0005: Loki mixin configuration improvements

Author: Alexandre Chouinard (Daazku@gmail.com)

Date: 03/2025

Sponsor(s): N/A

Type: Feature

Status: Draft

Related issues/PRs:

Thread from mailing list: N/A

Background

There is no easy way to set up dashboards and alerts for Loki on a pre-existing Prometheus stack that does not use the Prometheus Operator with a specific configuration.

The metrics selectors are hardcoded, making the dashboard unusable without manual modifications in many cases. It is assumed that job, cluster, namespace, container and/or a combination of other labels are present on metrics and have very specific values.

Problem Statement

This renders the dashboards and alerts unusable for setups that do not conform to the current assumptions about which label(s) should be present in the metrics.

A good example of that would be the “job” label used everywhere: job=~\"$namespace/bloom-planner\"

Usually the job label refer to the task name used to scrape the targets, as per Prometheus documentation, and in k8s, if you are not using prometheus-operator with ServiceMonitor, it’s pretty common to have something like this as a scraping config:

        - job_name: "kubernetes-pods" # Can actually be anything you want.
          kubernetes_sd_configs:
            - role: pod
          relabel_configs:
            # Cluster label is "required" by kubernetes-mixin dashboards
            - target_label: cluster
              replacement: '${cluster_label}'
            ...

which would scrape all pods and yield something like:

up{job="kubernetes-pods", ...}

Right off the bat, that makes the dashboards unusable because it’s incompatible with what is hardcoded in the dashboards and alerts.

Goals

Ideally, selectors should default to the values required internally by Grafana but remain configurable so users can tailor them to their setup.

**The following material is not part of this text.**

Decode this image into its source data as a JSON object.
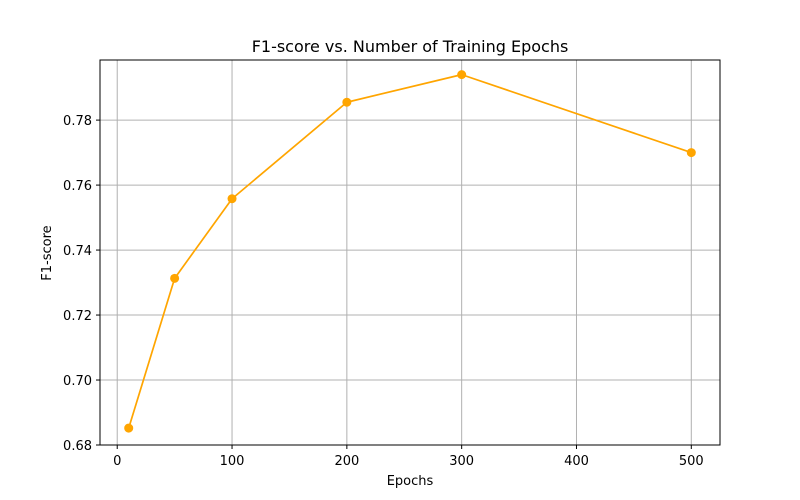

A good example of this is how kubernetes-monitoring/kubernetes-mixin did it: https://github.com/kubernetes-monitoring/kubernetes-mixin/blob/1fa3b6731c93eac6d5b8c3c3b087afab2baabb42/config.libsonnet#L20-L33 Every possible selector is configurable and thus allow for various setup to properly work.

The structure is already there to support this. It just has not been leveraged properly.

Non-Goals (optional)

It would be desirable to create some automated checks verifying that all metrics used in dashboard and alerts are using the proper selector(s) from the configuration. There are many issues in the repository about new dashboards or dashboard updates not using the proper labels on metrics.